I've ridden a fair number of Fondos and sportives by now. I thought the support was tops, The roads other than the descent after Skyuka were fantastic. I understand Skyuka is always a bit dicey but this year the road was wet, it was half milled, their was some oil and gravel so I took it real slow, so slow that i just missed the 1:00 cut-off for the full race and wound up doing 56 miles and 6,000 feet. I never got to do the 1200 feet and 20 miles of rollers after Howard's Gap. If I was a serious cyclist I think this would be one of the best Fondos to race. It didn't have the views of Levi's though.

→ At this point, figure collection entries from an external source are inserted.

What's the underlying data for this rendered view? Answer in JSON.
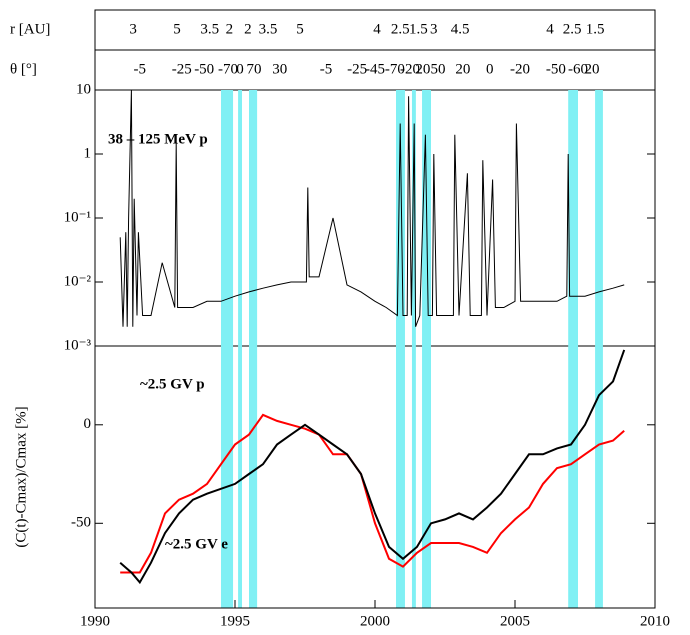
{
  "chart_data": [
    {
      "type": "axes",
      "xlim": [
        1990,
        2010
      ],
      "rows": [
        {
          "label": "r [AU]",
          "ticks": [
            {
              "value": 1991.36,
              "label": "3"
            },
            {
              "value": 1992.93,
              "label": "5"
            },
            {
              "value": 1994.1,
              "label": "3.5"
            },
            {
              "value": 1994.8,
              "label": "2"
            },
            {
              "value": 1995.46,
              "label": "2"
            },
            {
              "value": 1996.18,
              "label": "3.5"
            },
            {
              "value": 1997.32,
              "label": "5"
            },
            {
              "value": 2000.07,
              "label": "4"
            },
            {
              "value": 2000.9,
              "label": "2.5"
            },
            {
              "value": 2001.55,
              "label": "1.5"
            },
            {
              "value": 2002.1,
              "label": "3"
            },
            {
              "value": 2003.04,
              "label": "4.5"
            },
            {
              "value": 2006.25,
              "label": "4"
            },
            {
              "value": 2007.04,
              "label": "2.5"
            },
            {
              "value": 2007.86,
              "label": "1.5"
            }
          ]
        },
        {
          "label": "θ [°]",
          "ticks": [
            {
              "value": 1991.6,
              "label": "-5"
            },
            {
              "value": 1993.1,
              "label": "-25"
            },
            {
              "value": 1993.9,
              "label": "-50"
            },
            {
              "value": 1994.75,
              "label": "-70"
            },
            {
              "value": 1995.18,
              "label": "0"
            },
            {
              "value": 1995.68,
              "label": "70"
            },
            {
              "value": 1996.6,
              "label": "30"
            },
            {
              "value": 1998.25,
              "label": "-5"
            },
            {
              "value": 1999.36,
              "label": "-25"
            },
            {
              "value": 2000.0,
              "label": "-45"
            },
            {
              "value": 2000.71,
              "label": "-70"
            },
            {
              "value": 2001.25,
              "label": "-20"
            },
            {
              "value": 2001.71,
              "label": "20"
            },
            {
              "value": 2002.25,
              "label": "50"
            },
            {
              "value": 2003.14,
              "label": "20"
            },
            {
              "value": 2004.1,
              "label": "0"
            },
            {
              "value": 2005.18,
              "label": "-20"
            },
            {
              "value": 2006.46,
              "label": "-50"
            },
            {
              "value": 2007.25,
              "label": "-60"
            },
            {
              "value": 2007.75,
              "label": "20"
            }
          ]
        }
      ]
    },
    {
      "type": "line",
      "annotation": "38 – 125 MeV p",
      "log_y": true,
      "color": "#000000",
      "xlim": [
        1990,
        2010
      ],
      "ylim": [
        0.001,
        10
      ],
      "yticks": [
        {
          "value": 0.001,
          "label": "10⁻³"
        },
        {
          "value": 0.01,
          "label": "10⁻²"
        },
        {
          "value": 0.1,
          "label": "10⁻¹"
        },
        1,
        10
      ],
      "bands": [
        [
          1994.5,
          1994.93
        ],
        [
          1995.11,
          1995.25
        ],
        [
          1995.5,
          1995.79
        ],
        [
          2000.75,
          2001.07
        ],
        [
          2001.32,
          2001.46
        ],
        [
          2001.68,
          2002.0
        ],
        [
          2006.9,
          2007.25
        ],
        [
          2007.86,
          2008.14
        ]
      ],
      "band_color": "#80f0f4",
      "x": [
        1990.9,
        1991.0,
        1991.1,
        1991.15,
        1991.2,
        1991.3,
        1991.35,
        1991.4,
        1991.5,
        1991.55,
        1991.7,
        1992.0,
        1992.4,
        1992.85,
        1992.9,
        1992.95,
        1993.5,
        1994.0,
        1994.5,
        1995.0,
        1995.5,
        1996.0,
        1996.5,
        1997.0,
        1997.55,
        1997.6,
        1997.65,
        1998.0,
        1998.5,
        1999.0,
        1999.5,
        2000.0,
        2000.4,
        2000.8,
        2000.9,
        2001.0,
        2001.15,
        2001.2,
        2001.3,
        2001.4,
        2001.45,
        2001.6,
        2001.8,
        2001.9,
        2002.05,
        2002.1,
        2002.2,
        2002.5,
        2002.8,
        2002.85,
        2003.0,
        2003.3,
        2003.4,
        2003.8,
        2003.85,
        2004.0,
        2004.2,
        2004.3,
        2004.6,
        2005.0,
        2005.05,
        2005.2,
        2005.6,
        2006.0,
        2006.5,
        2006.85,
        2006.9,
        2006.95,
        2007.5,
        2008.0,
        2008.5,
        2008.9
      ],
      "values": [
        0.05,
        0.002,
        0.06,
        0.002,
        0.1,
        10,
        0.002,
        0.2,
        0.003,
        0.06,
        0.003,
        0.003,
        0.02,
        0.004,
        1.5,
        0.004,
        0.004,
        0.005,
        0.005,
        0.006,
        0.007,
        0.008,
        0.009,
        0.01,
        0.01,
        0.3,
        0.012,
        0.012,
        0.1,
        0.009,
        0.007,
        0.005,
        0.004,
        0.003,
        3,
        0.003,
        0.003,
        8,
        0.003,
        3,
        0.002,
        0.003,
        2,
        0.003,
        0.003,
        1,
        0.003,
        0.003,
        0.003,
        2,
        0.003,
        0.5,
        0.003,
        0.003,
        0.8,
        0.003,
        0.4,
        0.004,
        0.004,
        0.005,
        3,
        0.005,
        0.005,
        0.005,
        0.005,
        0.006,
        1,
        0.006,
        0.006,
        0.007,
        0.008,
        0.009
      ]
    },
    {
      "type": "line",
      "ylabel": "(C(t)-Cmax)/Cmax [%]",
      "xlim": [
        1990,
        2010
      ],
      "ylim": [
        -93,
        40
      ],
      "yticks": [
        -50,
        0
      ],
      "xticks": [
        1990,
        1995,
        2000,
        2005,
        2010
      ],
      "x": [
        1990.9,
        1991.3,
        1991.6,
        1992,
        1992.5,
        1993,
        1993.5,
        1994,
        1995,
        1995.5,
        1996,
        1996.5,
        1997,
        1997.5,
        1998,
        1998.5,
        1999,
        1999.5,
        2000,
        2000.5,
        2001,
        2001.5,
        2002,
        2002.5,
        2003,
        2003.5,
        2004,
        2004.5,
        2005,
        2005.5,
        2006,
        2006.5,
        2007,
        2007.5,
        2008,
        2008.5,
        2008.9
      ],
      "series": [
        {
          "name": "~2.5 GV p",
          "color": "#ff0000",
          "values": [
            -75,
            -75,
            -75,
            -65,
            -45,
            -38,
            -35,
            -30,
            -10,
            -5,
            5,
            2,
            0,
            -2,
            -5,
            -15,
            -15,
            -25,
            -50,
            -68,
            -72,
            -65,
            -60,
            -60,
            -60,
            -62,
            -65,
            -55,
            -48,
            -42,
            -30,
            -22,
            -20,
            -15,
            -10,
            -8,
            -3
          ]
        },
        {
          "name": "~2.5 GV e",
          "color": "#000000",
          "values": [
            -70,
            -75,
            -80,
            -70,
            -55,
            -45,
            -38,
            -35,
            -30,
            -25,
            -20,
            -10,
            -5,
            0,
            -5,
            -10,
            -15,
            -25,
            -45,
            -62,
            -68,
            -62,
            -50,
            -48,
            -45,
            -48,
            -42,
            -35,
            -25,
            -15,
            -15,
            -12,
            -10,
            0,
            15,
            22,
            38
          ]
        }
      ]
    }
  ]
}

I wasn't all that wet. Rain was only an issue for the descent. And ironically the moment I crossed back into South Carolina the sun was out in all its glory.

I don't quite get the logic of the cutoffs. I wound up finishing at 2:15 and saw people finishing the race over 2.5 hours after I completed. I certainly had it in me to do the extra 20 miles and there was way more than enough hours of day-light.

I see what you mean about Howard's gap. That's really tough! People were paper-boying it and falling over.

My favorite Fondo is still the Marmotte for the sheer beauty, climbs, support and atmosphere. I was not able to stay in Traveler's Rest and instead stayed by the Haywood mall in Greenville and I was not crazy about it.


----------